After a few minutes the chief came along.
“Mother Jones?”
“Yes, sir.”
“There is some of the steel managers here want to speak to you.”
“All right, let the gentlemen come in. I am sorry gentlemen, I haven’t got chairs to give you.” (Laughter.)
One good fellow says, “Now, Mother Jones, this agitation is dangerous. You know these are foreigners, mostly.”
“Well, that is the reason I want to talk to them. I want to organize them into the United States as a Union so as to show them what the institution stands for.”
“They don’t understand English,” he says.
I said, “I want to teach them English. We want them into the Union so they will understand.”
“But you can’t do that. This agitation won’t do. Your radicalism has got to go.”
I said, “Wait a minute, sir. You are one of the managers of the steel industry here?”
“Yes.”
“Wasn’t the first emigrant that landed on our shore an agitator?”
“Who was he?”
“Columbus. Didn’t he agitate to get the money from the people of Spain? Didn’t he agitate to get the crew, and crossed the ocean and discovered America for you and I?

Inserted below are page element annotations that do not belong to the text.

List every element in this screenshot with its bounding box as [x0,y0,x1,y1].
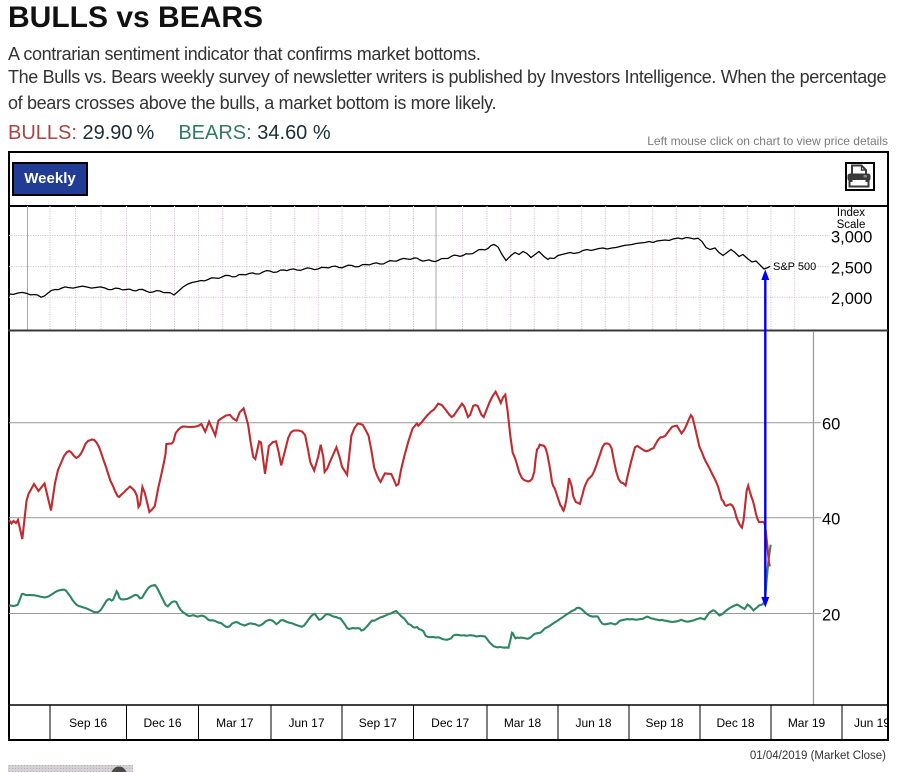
svg-text:Dec 17: Dec 17 [431,716,469,730]
svg-text:Dec 16: Dec 16 [143,716,181,730]
svg-text:2,500: 2,500 [831,260,872,278]
svg-text:Scale: Scale [837,219,866,231]
svg-text:Index: Index [837,207,865,219]
svg-text:20: 20 [822,607,840,625]
svg-text:60: 60 [822,416,840,434]
svg-text:Jun 18: Jun 18 [575,716,611,730]
svg-text:Jun 19: Jun 19 [854,716,890,730]
svg-text:Sep 16: Sep 16 [69,716,107,730]
svg-text:Mar 18: Mar 18 [504,716,542,730]
svg-text:Mar 19: Mar 19 [788,716,826,730]
svg-text:3,000: 3,000 [831,229,872,247]
svg-text:Mar 17: Mar 17 [216,716,254,730]
svg-text:S&P 500: S&P 500 [773,261,816,273]
svg-text:Sep 18: Sep 18 [645,716,683,730]
svg-text:Jun 17: Jun 17 [288,716,324,730]
svg-text:Dec 18: Dec 18 [716,716,754,730]
svg-text:Sep 17: Sep 17 [359,716,397,730]
svg-text:2,000: 2,000 [831,290,872,308]
svg-text:40: 40 [822,511,840,529]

“Wasn’t Washington an agitator? Didn’t the Mayflower bring over a ship-full of agitators? Didn’t we build a monument to them down there in Massachusetts. I want to ask you a question. Right today in and around the City of Pittsburgh I believe there has assembled as many as three hundred thousand people [bowing the knee to Jesus during Easter season.] Jesus was an agitator, Mr. Manager. What in hell did you hang him for if he didn’t hurt your pockets?” He never made a reply. He went away.
He was the manager of the steel works; he was the banker; he was the mayor; he was the judge; he was the chairman of the city council. Just think of that in America—and he had a stomach on him four miles long and two miles wide. (Laughter.) And when you looked at that fellow and compared him with people of toil it nauseated you.